More than 170 employees of a hospital in Houston, Texas, have been suspended for refusing to take the experimental Chinese Communist Party (CCP) Virus vaccine, and will be fired if they do not do so by Monday, June 14, according to reports made by injured parties.
The president and CEO of Houston Methodist Hospital, Marc Boom, who decided to force all his employees to get vaccinated and fire those who do not, in communication with Fox News, stated that most of his workers had been vaccinated and regretted that a group of more than 170 do not wish to do so.
“It is unfortunate that today’s milestone of Houston Methodist becoming the safest hospital system in the country is being overshadowed by a few disgruntled employees,” Boom said in a statement released by Houston’s KHOU -TV.
Boom confirmed the controversial decision to suspend workers in an internal memo published by Fox News, which read:
“I know that today may be difficult for some who are sad about losing a colleague who’s decided to not get vaccinated. We only wish them well and thank them for their past service to our community, and we must respect the decision they made.”
After learning of the suspensions, dozens of workers staged a protest outside the hospital, exposing the discrimination they were being subjected to by the institution’s authorities, local media reported.
“No one should be forced to put something in their body if they don’t feel comfortable with it,” said Jennifer Bridges, one of the nurses affected by the measure who has worked for Houston Methodist for more than 6 years.
Nurse Pierre Charland told The Texan, “I wouldn’t risk losing my job by not getting the flu shot, but this one is different.” Referring to the CCP virus vaccine, which carries thousands of reports of severe adverse cases, many ended in death.
A large crowd supported the laid-off workers, including several who decided to get the vaccine but understand and respect the decision of those who prefer not to get it.
The snag began in April, when Houston Methodist’s president and CEO, Dr. Marc Boom, informed employees by email that they must receive at least the first dose of the authorized emergency vaccine by June 7 or face termination, after learning that a large portion of his employees was reluctant to get the vaccine.

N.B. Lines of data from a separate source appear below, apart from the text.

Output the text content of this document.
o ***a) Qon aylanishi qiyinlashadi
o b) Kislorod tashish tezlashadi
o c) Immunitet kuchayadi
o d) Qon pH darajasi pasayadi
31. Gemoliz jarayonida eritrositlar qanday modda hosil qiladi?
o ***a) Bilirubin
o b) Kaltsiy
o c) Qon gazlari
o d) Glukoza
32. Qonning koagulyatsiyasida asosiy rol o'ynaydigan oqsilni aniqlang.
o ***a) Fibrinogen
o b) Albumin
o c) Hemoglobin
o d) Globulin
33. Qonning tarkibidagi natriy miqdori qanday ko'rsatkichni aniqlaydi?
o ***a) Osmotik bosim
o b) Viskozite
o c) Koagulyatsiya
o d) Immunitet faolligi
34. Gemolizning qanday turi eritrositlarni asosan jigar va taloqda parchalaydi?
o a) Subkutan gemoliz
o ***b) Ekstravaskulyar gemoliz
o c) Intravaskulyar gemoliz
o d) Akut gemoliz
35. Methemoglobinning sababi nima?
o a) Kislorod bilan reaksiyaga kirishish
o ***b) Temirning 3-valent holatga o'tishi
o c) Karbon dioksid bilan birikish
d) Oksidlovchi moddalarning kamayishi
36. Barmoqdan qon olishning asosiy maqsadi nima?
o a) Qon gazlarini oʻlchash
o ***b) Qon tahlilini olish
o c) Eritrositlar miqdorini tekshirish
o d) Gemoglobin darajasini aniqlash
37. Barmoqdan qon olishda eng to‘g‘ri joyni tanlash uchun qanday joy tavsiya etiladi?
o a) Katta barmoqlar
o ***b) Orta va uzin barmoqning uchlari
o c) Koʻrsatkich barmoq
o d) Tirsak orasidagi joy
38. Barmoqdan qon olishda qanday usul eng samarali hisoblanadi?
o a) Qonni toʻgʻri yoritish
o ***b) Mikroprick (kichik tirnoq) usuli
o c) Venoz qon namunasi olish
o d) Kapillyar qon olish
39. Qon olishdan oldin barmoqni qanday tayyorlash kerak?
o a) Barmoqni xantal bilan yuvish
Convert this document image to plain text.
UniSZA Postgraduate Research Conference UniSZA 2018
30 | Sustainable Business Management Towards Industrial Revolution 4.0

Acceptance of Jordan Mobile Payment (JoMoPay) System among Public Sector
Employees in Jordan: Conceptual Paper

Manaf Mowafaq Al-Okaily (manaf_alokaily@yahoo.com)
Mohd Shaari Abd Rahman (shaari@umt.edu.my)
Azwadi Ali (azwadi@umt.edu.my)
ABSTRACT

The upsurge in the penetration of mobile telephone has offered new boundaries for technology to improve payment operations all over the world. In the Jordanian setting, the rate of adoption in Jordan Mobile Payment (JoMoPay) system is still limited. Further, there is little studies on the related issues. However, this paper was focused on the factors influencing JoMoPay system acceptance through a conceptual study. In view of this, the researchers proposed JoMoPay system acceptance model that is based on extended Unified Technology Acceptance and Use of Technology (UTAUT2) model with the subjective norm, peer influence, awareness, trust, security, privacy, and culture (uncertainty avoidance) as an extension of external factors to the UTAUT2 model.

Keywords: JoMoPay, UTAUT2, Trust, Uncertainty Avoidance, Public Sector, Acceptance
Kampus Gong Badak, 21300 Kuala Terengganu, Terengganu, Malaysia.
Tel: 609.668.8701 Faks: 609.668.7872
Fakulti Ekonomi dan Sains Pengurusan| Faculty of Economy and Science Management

Hospital management subsequently specified that employees who were not vaccinated by the deadline would be suspended without pay for 14 days and then terminated.
Bridges stated that he was presented with documentation of his suspension on Monday afternoon and told to leave the property immediately.
At least 117 of the affected employees filed a class-action lawsuit last month alleging that the employer cannot force employees to receive the “experimental” vaccine.
In addition to the moral issues associated with the risk of forcing employees to be vaccinated, there is a legal issue that is no less controversial.
After World War II ended, the Nuremberg hearings revealed that Nazi doctors had forced or coerced prisoners of war and others to perform risky and even deadly human experiments. The tribunal helped create what became known as the Nuremberg Code of 1947, which set several international standards for regulating human experimentation activities. Most countries, including the United States, adhere to and are party to these regulations.
According to the lawsuit filed, the hospital, by requiring its employees to receive these experimental treatments, is, by definition, coercive and violates the first principle of the Nuremberg Code.